Und Klaus Ernst? Der hat - immerhin - mit seinen üppigen Gehaltszulagen für eine unterhaltsame Sommerlochdebatte gesorgt. Seine Parteifreunde im Osten, die ihn ohnehin für einen Porsche fahrenden Gewerkschaftsmacho mit fatalem Hang zum Luxus halten, durften sich bestätigt fühlen. Und sogar der eigene Landesverband in Bayern droht dem Linkspartei-Chef gerade um die Ohren zu fliegen. Es geht um angeblich manipulierte Mitgliederzahlen, um Posten und Pöstchen, um schmutzige Machtkämpfe zwischen Ernst-kritischen Radikal-Linken und Ernst-treuen Realos vom Gewerkschaftsflügel.
Der Tag aber, an dem sich der Daumen über der Linkspartei endgültig gesenkt hat, war der 30. Juni. Und möglicherweise markiert dieses Datum sogar einen Wendepunkt in der noch jungen Geschichte dieser Partei - nämlich den Beginn ihres Niedergangs.
Die historische Chance vertan
Denn an diesem Mittwoch im hitzigen Berliner Sommer hat die Linkspartei eine historische Chance vertan. Die Chance, gemeinsam mit SPD und Grünen der taumelnden schwarzgelben Koalition den möglicherweisen entscheidenden Schlag zu versetzen.

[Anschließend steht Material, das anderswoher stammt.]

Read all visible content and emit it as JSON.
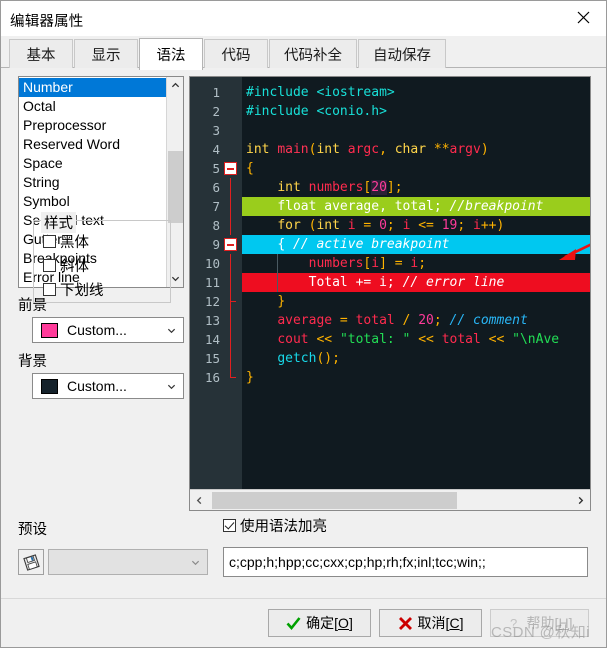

Aber anstatt in einem Überraschungscoup Joachim Gauck im ersten Wahlgang zum Bundespräsidenten zu machen, verlegte sich die Partei einmal mehr auf ihre Paraderolle - als Partei der beleidigten Neinsager, weil sich Gysi, Lafontaine und Co. von Sigmar Gabriel und Jürgen Trittin überfahren fühlten. Aber mehr noch, weil sie den früheren Stasi-Jäger Gauck ihrer Ostwählerschaft nicht als Staatsoberhaupt zumuten konnten und wollten.
Von linken Blütenträumen
Und inhaltlich? Alles wie gehabt: Hartz IV, Afghanistan, Rente mit 67 - die Klassiker eben, mehr nicht. Und in der Programmdebatte reifen linke Blütenräume, eifrig gedüngt von ideologischen Fundis, damit Koalitionen möglichst unmöglich bleiben. 2005 gab es mal einen Wahlaufruf für die Linkspartei von prominenten Künstlern, Wissenschaftlern und Sportlern. Die Überschrift: "Nichts ist mächtiger als eine Idee, deren Zeit gekommen ist." Die aber ist weit und breit nicht in Sicht.